Tweet by VCO on what track to compete on
A day before the race, I had no chance to practice the track for more than 30 minutes. I was out on an important last-minute trip most of the day. I came back home at 10pm and work up at 6.00 AM to start practicing up until the race at 12 PM. My personal best was a 1.40.1 at the end of my practice on Fuji while the average lap time was a 1.39.5. I went in with full awareness that I might not be able to get on the top grid, though I was very confident about my start.

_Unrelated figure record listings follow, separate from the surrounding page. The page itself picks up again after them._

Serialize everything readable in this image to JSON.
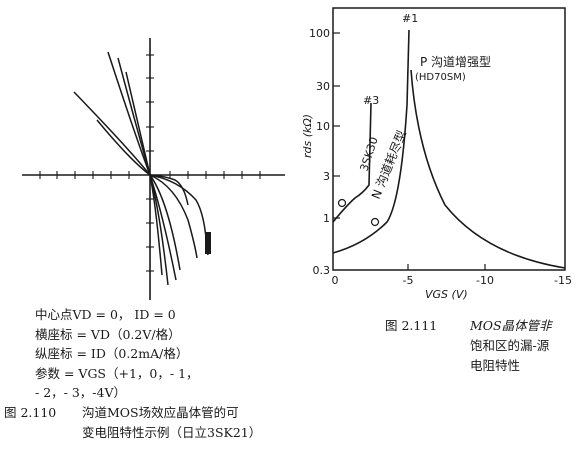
{
  "figure_left": {
    "params": [
      "中心点VD = 0， ID = 0",
      "横座标 = VD（0.2V/格）",
      "纵座标 = ID（0.2mA/格）",
      "参数 = VGS（+1，0，- 1，",
      "- 2，- 3，-4V）"
    ],
    "caption_number": "图 2.110",
    "caption_lines": [
      "沟道MOS场效应晶体管的可",
      "变电阻特性示例（日立3SK21）"
    ]
  },
  "figure_right": {
    "y_axis_label": "rds (kΩ)",
    "x_axis_label": "VGS (V)",
    "y_ticks": [
      "100",
      "30",
      "10",
      "3",
      "1",
      "0.3"
    ],
    "x_ticks": [
      "0",
      "-5",
      "-10",
      "-15"
    ],
    "curve_labels": {
      "c1": "#1",
      "c2": "P 沟道增强型",
      "c2_model": "(HD70SM)",
      "c3": "#3",
      "c3_model": "3SK30",
      "c3_type": "N 沟道耗尽型"
    },
    "caption_number": "图 2.111",
    "caption_lines": [
      "MOS晶体管非",
      "饱和区的漏-源",
      "电阻特性"
    ]
  },
  "colors": {
    "ink": "#1a1a1a",
    "paper": "#ffffff"
  }
}
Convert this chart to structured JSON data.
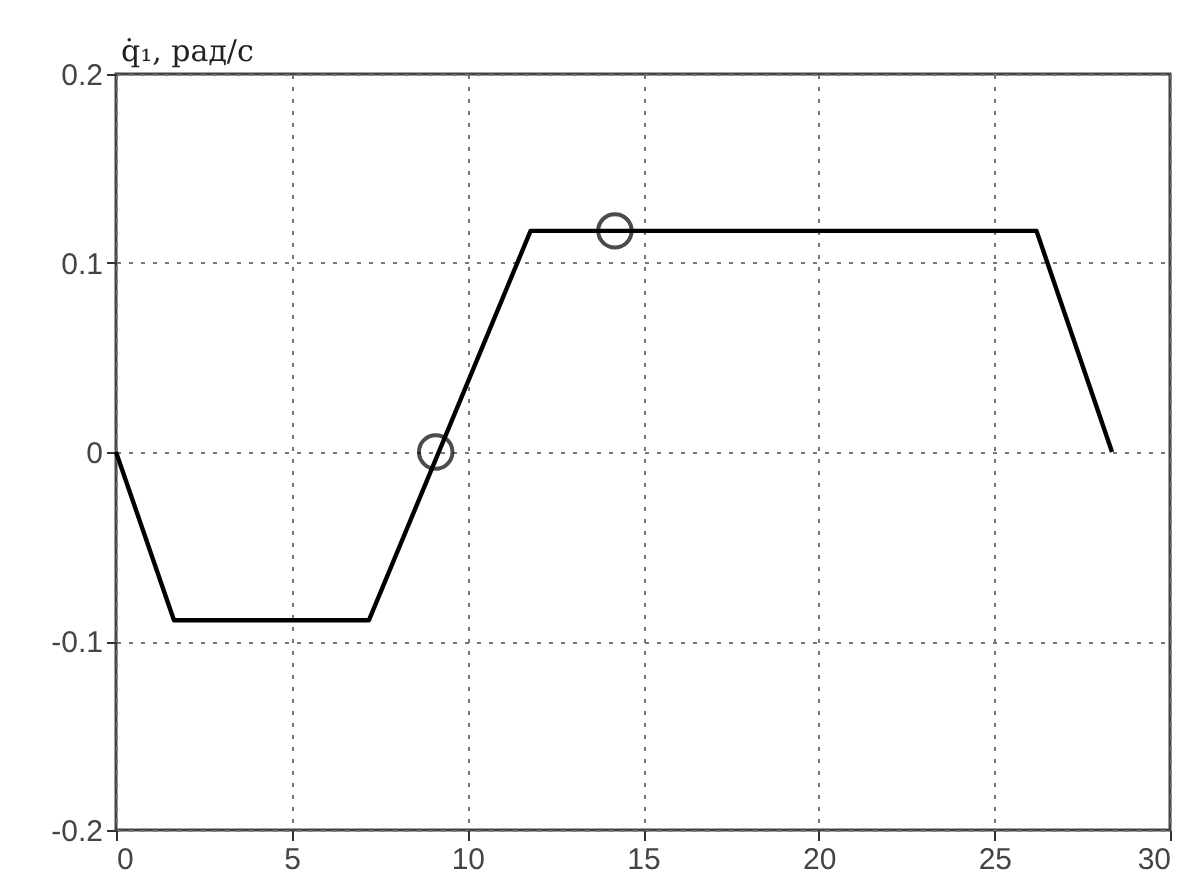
{
  "chart_data": {
    "type": "line",
    "ylabel": "q̇₁, рад/с",
    "xlim": [
      0,
      30
    ],
    "xticks": [
      0,
      5,
      10,
      15,
      20,
      25,
      30
    ],
    "ylim": [
      -0.2,
      0.2
    ],
    "yticks": [
      -0.2,
      -0.1,
      0,
      0.1,
      0.2
    ],
    "grid": true,
    "series": [
      {
        "color": "#000000",
        "x": [
          0,
          1.65,
          7.2,
          11.8,
          26.2,
          28.35
        ],
        "values": [
          0,
          -0.089,
          -0.089,
          0.117,
          0.117,
          0
        ],
        "marker": "none",
        "line_style": "solid"
      },
      {
        "type": "scatter",
        "color": "#000000",
        "x": [
          9.1,
          14.2
        ],
        "values": [
          0,
          0.117
        ],
        "marker": "circle"
      }
    ]
  }
}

After my heat was announced, I qualified near the midfield and was awaiting the green light. On the standing start, I was praying for a great start. My focus was 100% on the race and all the tension rose up like a flash flood. After the lights went off, it was like someone pulled the drain in a bathtub full of tension. I got a great start and moved up 2 places. After a few crashes by the other drivers, I immediately inherited a top minefield position. On the last sector, I started going wheel to wheel with another driver, I was able to overtake him, but he stayed close to my rear. I had an opportunity to go wheel to wheel with the next person. As I was about to overtake him around the outside, I got hit in the side of my car. The person behind me crashed into me and damaged my side bodywork and my rear axle. I ended up getting spun around all the way to last place. My aero was damaged and my wheels were misaligned. I was unable to take turns as fast as I could. I had to compromise speed to bring the car home. I was unable to score points, and my team wasn’t able to reach the 2nd heat split. However, this was a great experience working alongside a team and racing against big names like Williams, Apex Predators, Sim sports, etc. We were able to be ahead of a few teams, but unable to reach the final cut.